In the past week, thousands took to the streets across Britain protesting against massive budget cuts that would leave up to 500,000 people jobless. The British government unveiled its plans to cut government spending by 19 percent over the next four years and to raise the legal retirement age in an attempt to tackle the 155-billion-pound, 243 billion dollars, budget deficit. British trade unions have strongly criticized the cuts, the most radical shake-up of public finances in decades. During a protest meeting in London, Robert Crow, the head of the National Union of Rail, Maritime and Transport Workers, called on the trade unions to take joint actions to derail the austerity plan. Some 20,000 people from across Scotland marched in downtown Edinburg, chanting slogans condemning Prime Minister David Cameron's government. Scottish Justice Secretary Kenny MacAskill, leaders of trade unions and public figures took part in the protest. Mass demonstrations also took place in Cardiff, Belfast, Cambridge, Sheffield, Norwich and other cities across the United Kingdom. During a rally in Bristol, a number of protesters were detained and two policemen were injured in a clash with demonstrators. British Prime Minister David Cameron is embarking on a painful period of austerity. There is hardly an aspect of British life that has been left untouched by the cuts. Ministerial budgets have been slashed by an average of 19 percent.
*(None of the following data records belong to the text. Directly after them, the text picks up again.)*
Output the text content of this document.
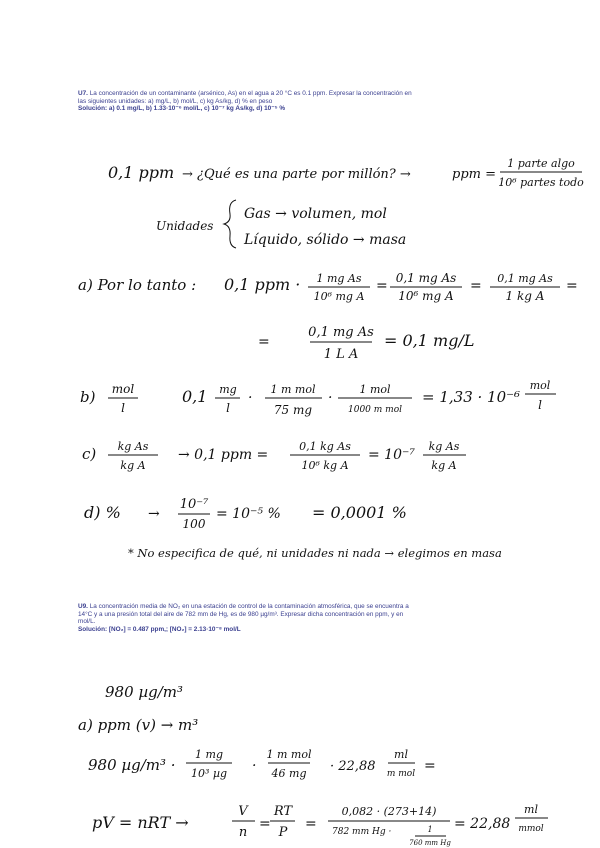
U7. La concentración de un contaminante (arsénico, As) en el agua a 20 °C es 0.1 ppm. Expresar la concentración en las siguientes unidades: a) mg/L, b) mol/L, c) kg As/kg, d) % en peso
Solución: a) 0.1 mg/L, b) 1.33·10⁻⁶ mol/L, c) 10⁻⁷ kg As/kg, d) 10⁻⁵ %
U9. La concentración media de NO₂ en una estación de control de la contaminación atmosférica, que se encuentra a 14°C y a una presión total del aire de 782 mm de Hg, es de 980 µg/m³. Expresar dicha concentración en ppm, y en mol/L.
Solución: [NO₂] = 0.487 ppm,; [NO₂] = 2.13·10⁻⁸ mol/L
0,1 ppm → ¿Qué es una parte por millón? →	ppm =
1 parte algo
10⁶ partes todo
Unidades
Gas → volumen, mol
Líquido, sólido → masa
a) Por lo tanto : 0,1 ppm · 1 mg As
10⁶ mg A
= 0,1 mg As
10⁶ mg A
= 0,1 mg As
1 kg A
=
=
0,1 mg As
1 L A
= 0,1 mg/L
b) mol
l
0,1 mg
l
·
1 m mol
75 mg
·
1 mol
1000 m mol
= 1,33 · 10⁻⁶
mol
l
c) kg As
kg A
→ 0,1 ppm =
0,1 kg As
10⁶ kg A
= 10⁻⁷
kg As
kg A
d) % →
10⁻⁷
100
= 10⁻⁵ % = 0,0001 %
* No especifica de qué, ni unidades ni nada → elegimos en masa
980 µg/m³
a) ppm (v) → m³
980 µg/m³ ·
1 mg
10³ µg ·
1 m mol
46 mg · 22,88
ml
m mol =
pV = nRT →
V
n
=
RT
P
=
0,082 · (273+14)
782 mm Hg ·	1
760 mm Hg
= 22,88
ml
mmol
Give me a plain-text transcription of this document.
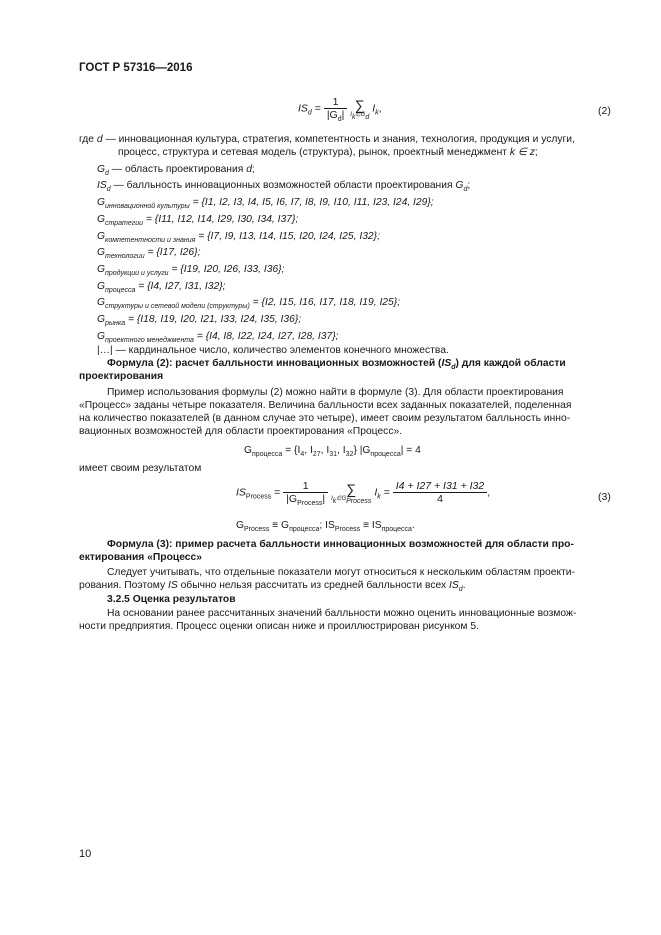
ГОСТ Р 57316—2016
$IS_d = \frac{1}{|G_d|}$ ∑
$I_k\in G_d$
$I_k$,	(2)
где d — инновационная культура, стратегия, компетентность и знания, технология, продукция и услуги,
процесс, структура и сетевая модель (структура), рынок, проектный менеджмент k ∈ z;
$G_d$ — область проектирования d;
$IS_d$ — балльность инновационных возможностей области проектирования $G_d$;
$G_{инновационной культуры} = \{I1$, I2, I3, I4, I5, I6, I7, I8, I9, I10, I11, I23, I24, I29};
$G_{стратегии} = \{I11$, I12, I14, I29, I30, I34, I37};
$G_{компетентности и знания} = \{I7$, I9, I13, I14, I15, I20, I24, I25, I32};
$G_{технологии} = \{I17$, I26};
$G_{продукции и услуги} = \{I19$, I20, I26, I33, I36};
$G_{процесса} = \{I4$, I27, I31, I32};
$G_{структуры и сетевой модели (структуры)} = \{I2$, I15, I16, I17, I18, I19, I25};
$G_{рынка} = \{I18$, I19, I20, I21, I33, I24, I35, I36};
$G_{проектного менеджмента} = \{I4$, I8, I22, I24, I27, I28, I37};
|…| — кардинальное число, количество элементов конечного множества.
Формула (2): расчет балльности инновационных возможностей $(IS_d)$ для каждой области
проектирования
Пример использования формулы (2) можно найти в формуле (3). Для области проектирования
«Процесс» заданы четыре показателя. Величина балльности всех заданных показателей, поделенная
на количество показателей (в данном случае это четыре), имеет своим результатом балльность инно-
вационных возможностей для области проектирования «Процесс».
$G_{процесса} = \{I_4$, $I_{27}$, $I_{31}$, $I_{32}$} $|G_{процесса}| = 4$
имеет своим результатом
$IS_{Process} = \frac{1}{|G_{Process}|}$ ∑
$I_k\in G_{Process}$
$I_k = \frac{I4 + I27 + I31 + I32}{4}$ ,	(3)
$G_{Process} \equiv G_{процесса}$; $IS_{Process} \equiv IS_{процесса}$.
Формула (3): пример расчета балльности инновационных возможностей для области про-
ектирования «Процесс»
Следует учитывать, что отдельные показатели могут относиться к нескольким областям проекти-
рования. Поэтому IS обычно нельзя рассчитать из средней балльности всех $IS_d$.
3.2.5 Оценка результатов
На основании ранее рассчитанных значений балльности можно оценить инновационные возмож-
ности предприятия. Процесс оценки описан ниже и проиллюстрирован рисунком 5.
10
Almost half a million public sector jobs will disappear over the next four years, while state expenditures will plunge by 83 billion pounds, that is 131 billion dollars, and taxes increased by 29 billion pounds. The retirement age is also set to rise.
In the largest government reshuffle in six years, Spain's Prime Minister Jose Luis Rodriguez Zapatero said this week that he would eliminate two ministries and replace his deputy prime minister, in a bid to gain new political momentum and adhere to stricter austerity measures requested by the European Union. The reshuffle comes at a time when the prime minister's popularity has crumbled with unemployment above 20 per cent and the economy mired in very low growth levels. Analysts said the removal of the Equality and Housing ministries is unlikely to lead to major savings for a government struggling to bring down its budget deficit, which may be at around 9 per cent of gross domestic product this year. The two ministries have long been the target of criticism. They were created by Zapatero in recent years, as part of his renewed focus on social spending, but their functions have been unclear and often overlapped with those of local authorities. A fast reduction of Spain's budget deficit is a key concern in global markets, as the government is still anticipating a 6 per cent deficit next year. Spain's 1.5 trillion-dollar economy is much bigger than those of Ireland, Portugal and Greece, and a fiscal crisis in this country would likely have serious consequences for the euro zone as a whole. The changes comes at a time when Spain is grappling with a 20 per cent unemployment rate, the highest in the EU, and attempts to emerge from nearly two years of recession. Rodriguez Zapatero is trying to show that his new team will act better concerning the deteriorating economic conditions.